Lo que el machito no ve, por supuesto, es la violencia de género que desencadena el feminicidio, las mujeres golpeadas, violadas, sometidas. No le importa que la mayoría de las muertes de mujeres sean cometidas por sus parejas o familiares. Su primer impulso es desviar la atención del problema: “Bueno, si en lugar de una mujer fuera un hombre no se le pondría tanta atención”. “Bueno, ¿y por qué no es un ‘hombrecidio’ cuando una mujer mata a un hombre por celos?”. Al machito no le importan las cifras y los problemas sistemáticos, de todos los días, prefiere jugar con los hipotéticos en lugar de enfrentar la realidad.

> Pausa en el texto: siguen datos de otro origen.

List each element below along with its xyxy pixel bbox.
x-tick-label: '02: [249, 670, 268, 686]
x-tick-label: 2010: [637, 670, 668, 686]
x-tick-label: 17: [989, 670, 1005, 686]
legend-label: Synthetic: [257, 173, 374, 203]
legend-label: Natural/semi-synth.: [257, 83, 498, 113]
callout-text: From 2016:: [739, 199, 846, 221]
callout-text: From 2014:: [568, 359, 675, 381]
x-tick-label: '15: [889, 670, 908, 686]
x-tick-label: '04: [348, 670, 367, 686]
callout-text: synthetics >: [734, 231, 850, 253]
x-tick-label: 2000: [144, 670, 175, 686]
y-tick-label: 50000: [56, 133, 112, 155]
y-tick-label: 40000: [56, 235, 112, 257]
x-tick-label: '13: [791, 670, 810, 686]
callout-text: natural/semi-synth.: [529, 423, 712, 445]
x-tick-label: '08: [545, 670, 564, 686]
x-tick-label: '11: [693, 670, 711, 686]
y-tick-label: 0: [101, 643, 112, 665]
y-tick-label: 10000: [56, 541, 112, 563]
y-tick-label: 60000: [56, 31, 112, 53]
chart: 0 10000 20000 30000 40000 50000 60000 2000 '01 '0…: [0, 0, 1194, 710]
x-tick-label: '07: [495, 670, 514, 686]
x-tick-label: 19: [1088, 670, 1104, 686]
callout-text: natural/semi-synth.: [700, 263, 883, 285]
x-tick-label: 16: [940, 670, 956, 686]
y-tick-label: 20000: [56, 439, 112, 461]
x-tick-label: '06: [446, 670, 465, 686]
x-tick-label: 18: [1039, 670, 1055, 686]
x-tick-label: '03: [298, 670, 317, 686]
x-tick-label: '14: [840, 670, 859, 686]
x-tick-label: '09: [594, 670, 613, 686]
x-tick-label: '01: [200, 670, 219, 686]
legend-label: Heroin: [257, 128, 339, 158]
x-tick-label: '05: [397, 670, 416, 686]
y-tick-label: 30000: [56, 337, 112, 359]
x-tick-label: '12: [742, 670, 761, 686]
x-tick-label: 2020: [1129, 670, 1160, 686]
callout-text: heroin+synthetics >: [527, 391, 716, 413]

Como se ha visto, le gusta ser el centro de atención. Cree que una fiesta donde no está invitado no está completa sin él. Tan acostumbrado está a tener el control que le pega en el ego sentirse excluido de cualquier lugar; le pelea a las mujeres hasta los vagones del Metro.
Lo que no entiende, o no quiere entender, es que la división en el Metro es un síntoma y no solución a la violencia y el acoso. Que no está hecho para las mujeres que se sienten especiales, sino para las que se hartaron de ser tocadas y acosadas en el resto de los vagones. Para que tengan un espacio –espera el Gobierno– en que puedan sentirse cómodas, ya que nadie puede garantizar su seguridad en el resto de los vagones. Como las autoridades no han podido evitar que los hombres violen o acosen, es mejor excluir… a las mujeres.
Cuando escucha esto, el machito se alborota, no se contiene, comienza a agitar sus patitas: “Óyeme, óyeme, no todos somos violadores, ¿eh?”. Se debe apuntar que los machitos no tienen caparazón y su piel es altamente sensible, así que apenas sienten una rozadura y comienzan a desviar la atención hacia sus heridas en lugar de preocuparse por el problema de fondo.
Para entender por qué los desplantes del machito son ridículos imaginemos que sale a la luz un video donde policías torturan a un hombre. Genera polémica, se vuelve un tema en la agenda pública y se debate lo que debe hacerse para frenar las torturas.
Y en ese clima de preocupación social, imaginemos ahora al resto de los policías sintiéndose ofendidos, insultados, “¡Wowowo! Tran-qui-lí-za-te, no todos los policías somos torturadores, sabemos que está mal, ¿o qué? ¿vas a decir que necesitan enseñarle a los policías a no torturar? ¿Me estás llamando un torturador en potencia?”.
Esto en lugar de que los policías sean empáticos y digan, por ejemplo, “vaya, eso es un problema importante, debo reflexionar si alguna vez lo he permitido o alentado y qué puedo hacer para frenarlo”.
Así también, el machito reprueba a las mujeres ganar la mayoría de los juicios de custodia, o llevarse la mitad de los escaños en el Congreso con cuotas de género. En lugar de criticar los síntomas de la heteronorma en el sistema, o de cuestionarse cómo es posible que deba existir una ley para fomentar la diversidad en puestos públicos, ve un abuso calculado. Un atentado femenino contra la igualdad.
Es difícil saber si, herederos de una educación machista milenaria, podremos deshacernos de nuestros machitos internos justo en esta generación. Es una guerra que debe hacerse constantemente.
Podemos aprender a darle un pisotón cuando nos sorprenda, a dejar de alimentarlo para matarlo de hambre, a intentar hacerlo más pequeño, invisible, hasta que un día nos neguemos a escuchar su voz. Pero, como con cualquier bicho, el primer paso es evidente: prender la luz y abrir bien los ojos para cacharlo corriendo en nuestro piso.